We are rich.  I know we don’t use that term.  When we hear “rich,” we think movie stars, politicians, and basketball players.  But most of us have the ability, like I did as a teen, to spend $100 at the Dollar Store and never miss it.  And our friends and family will say, “Oh, $100!  You are so generous!  I’m so proud of you!”

But are we really generous?  Should we really be proud?

Remember Jesus.  He saw the religious leaders lugging their bags about, clanking their coins, and hefting them into the temple treasury with as much attention as they could muster without seeming gaudy.  And Jesus said basically that their piles of gold were meaningless.  “They’re giving out of their wealth,” He shrugged.

And then a widow came and put in the sort of coins you find on the sidewalk outside Walmart.  And Jesus said she’d put in more than anyone else.  Why?  Because she gave all she had.

Hey, I’m just repeating here.  Jesus said it first.  It’s a little uncomfortable though, isn’t it?  When you’re poor and all you own in the world is a measly two dollars, it’s not so difficult to part with.  It’s only two dollars after all.  You can earn that at McDonald’s without even working a full hour.

But if you’re rich and own two hundred thousand dollars . . . oh, now that’s a very different story, isn’t it?  Suddenly, it’s much harder to part with two hundred thousand.  Very questionable.  Highly unreasonable actually.  You wouldn’t want to throw it all away, after all.  And, besides, no one really expects you to give up such a fortune.

Give a tithe to the church by all means.  Give twenty percent if that’s what you want!  I’m sure you’re very generous either way.  But no one’s asking you to give it all.

. . . Or are they?

Is He?

Now, I’m well aware that you are probably not on either extreme here.  Most likely you fall somewhere in the happy medium, slightly (eh-hem) less than two hundred thousand dollars but over the pitiful two.  I also realize that God does not call every Christian to literally write a check giving away their very last penny.  And I am quite aware that we will not solve all the world’s problems by throwing money at them.

The solutions get so complicated so fast, don’t they?

Let me simplify it for you.  We’ve been talking about money, because that’s arguably the biggest thing Americans struggle to give wholeheartedly to God.  But I want to ask you a question that includes money but goes way beyond that: When was the last time you gave until it hurt?
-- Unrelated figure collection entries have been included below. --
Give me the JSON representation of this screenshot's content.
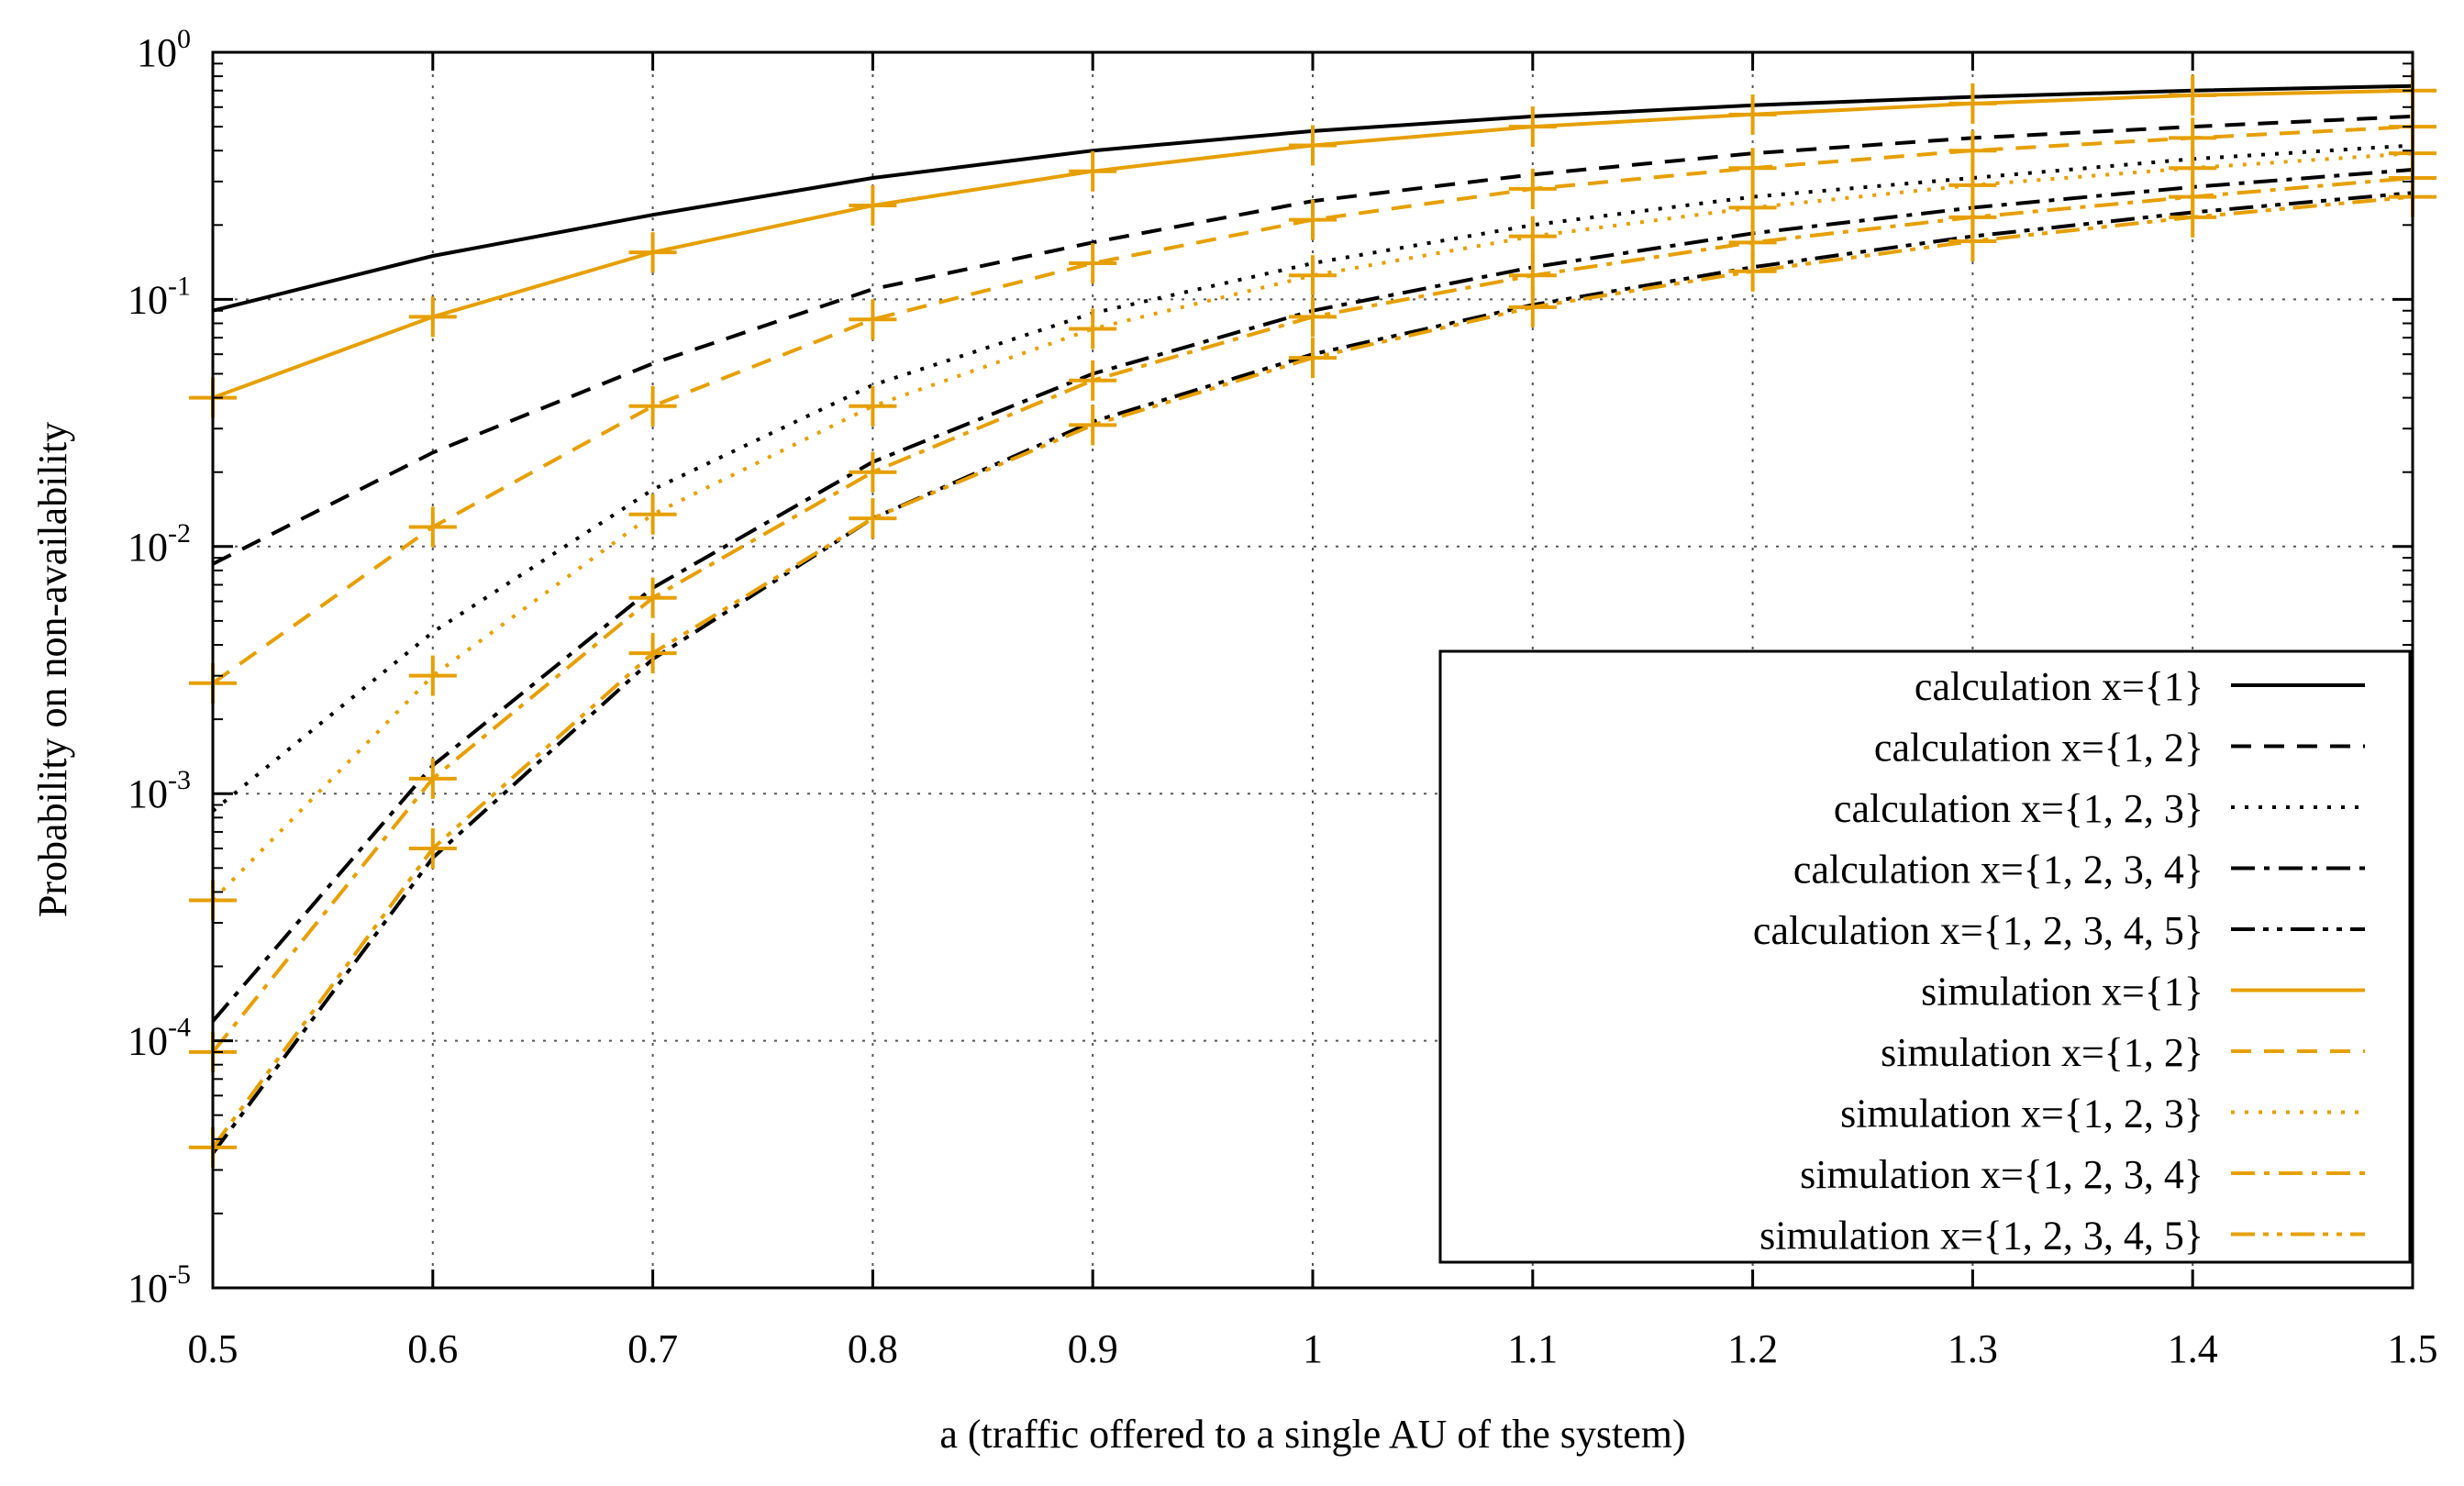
{
  "chart_data": {
    "type": "line",
    "title": "",
    "xlabel": "a (traffic offered to a single AU of the system)",
    "ylabel": "Probability on non-availability",
    "x": [
      0.5,
      0.6,
      0.7,
      0.8,
      0.9,
      1.0,
      1.1,
      1.2,
      1.3,
      1.4,
      1.5
    ],
    "xlim": [
      0.5,
      1.5
    ],
    "ylim": [
      1e-05,
      1
    ],
    "yscale": "log",
    "xticks": [
      "0.5",
      "0.6",
      "0.7",
      "0.8",
      "0.9",
      "1",
      "1.1",
      "1.2",
      "1.3",
      "1.4",
      "1.5"
    ],
    "yticks": [
      {
        "value": 1,
        "base": "10",
        "exp": "0"
      },
      {
        "value": 0.1,
        "base": "10",
        "exp": "-1"
      },
      {
        "value": 0.01,
        "base": "10",
        "exp": "-2"
      },
      {
        "value": 0.001,
        "base": "10",
        "exp": "-3"
      },
      {
        "value": 0.0001,
        "base": "10",
        "exp": "-4"
      },
      {
        "value": 1e-05,
        "base": "10",
        "exp": "-5"
      }
    ],
    "grid": true,
    "legend_position": "bottom-right",
    "colors": {
      "calculation": "#000000",
      "simulation": "#e69f00"
    },
    "series": [
      {
        "name": "calculation  x={1}",
        "kind": "calculation",
        "dash": "solid",
        "values": [
          0.09,
          0.15,
          0.22,
          0.31,
          0.4,
          0.48,
          0.55,
          0.61,
          0.66,
          0.7,
          0.73
        ]
      },
      {
        "name": "calculation  x={1, 2}",
        "kind": "calculation",
        "dash": "dashed",
        "values": [
          0.0085,
          0.024,
          0.055,
          0.11,
          0.17,
          0.25,
          0.32,
          0.39,
          0.45,
          0.5,
          0.55
        ]
      },
      {
        "name": "calculation  x={1, 2, 3}",
        "kind": "calculation",
        "dash": "dotted",
        "values": [
          0.00085,
          0.0045,
          0.017,
          0.045,
          0.088,
          0.14,
          0.2,
          0.26,
          0.31,
          0.37,
          0.42
        ]
      },
      {
        "name": "calculation  x={1, 2, 3, 4}",
        "kind": "calculation",
        "dash": "dashdot",
        "values": [
          0.00012,
          0.0013,
          0.0068,
          0.022,
          0.05,
          0.09,
          0.135,
          0.185,
          0.235,
          0.285,
          0.335
        ]
      },
      {
        "name": "calculation  x={1, 2, 3, 4, 5}",
        "kind": "calculation",
        "dash": "dashdotdot",
        "values": [
          3.5e-05,
          0.00055,
          0.0035,
          0.013,
          0.032,
          0.06,
          0.095,
          0.135,
          0.18,
          0.225,
          0.27
        ]
      },
      {
        "name": "simulation  x={1}",
        "kind": "simulation",
        "dash": "solid",
        "values": [
          0.04,
          0.085,
          0.155,
          0.24,
          0.33,
          0.42,
          0.5,
          0.56,
          0.62,
          0.67,
          0.7
        ]
      },
      {
        "name": "simulation  x={1, 2}",
        "kind": "simulation",
        "dash": "dashed",
        "values": [
          0.0028,
          0.012,
          0.037,
          0.083,
          0.14,
          0.21,
          0.28,
          0.34,
          0.4,
          0.45,
          0.5
        ]
      },
      {
        "name": "simulation  x={1, 2, 3}",
        "kind": "simulation",
        "dash": "dotted",
        "values": [
          0.00037,
          0.003,
          0.0135,
          0.037,
          0.076,
          0.125,
          0.18,
          0.235,
          0.29,
          0.34,
          0.39
        ]
      },
      {
        "name": "simulation  x={1, 2, 3, 4}",
        "kind": "simulation",
        "dash": "dashdot",
        "values": [
          9e-05,
          0.00115,
          0.0062,
          0.02,
          0.047,
          0.085,
          0.125,
          0.17,
          0.215,
          0.26,
          0.31
        ]
      },
      {
        "name": "simulation  x={1, 2, 3, 4, 5}",
        "kind": "simulation",
        "dash": "dashdotdot",
        "values": [
          3.7e-05,
          0.0006,
          0.0037,
          0.013,
          0.031,
          0.058,
          0.093,
          0.13,
          0.172,
          0.215,
          0.26
        ]
      }
    ]
  }
}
When was the last time you gave of your time or your talents or your resources until it really cost you something?

Do you remember the last time?  Was there a last time?

Now I want you to think about the poor.  The pastor in Korea who rides his bike dozens of miles a day at the risk of his life to preach the Gospel.  The teen in the Vietnam refugee camp who smuggles Bibles to friends, knowing the police will throw her in prison if they catch her.  The young student, fresh out of seminary, who takes his Bible in his hand and walks into the jungle, well knowing that he will probably never return.

These people don’t have a lot of money.  In fact, often they don’t have any money.

But they’re doing on a daily basis something we have a hard time doing here in the States.  They’re giving it all.

They’re counting the cost and lugging their crosses out to the road that leads to Golgotha and staring hard at the dirt until they see the bloodied footprints of their Savior who walked this way before them.  And then they’re following.  They’re following after Jesus.

Are we going to follow after Him too?

Or is it too nice being comfortable?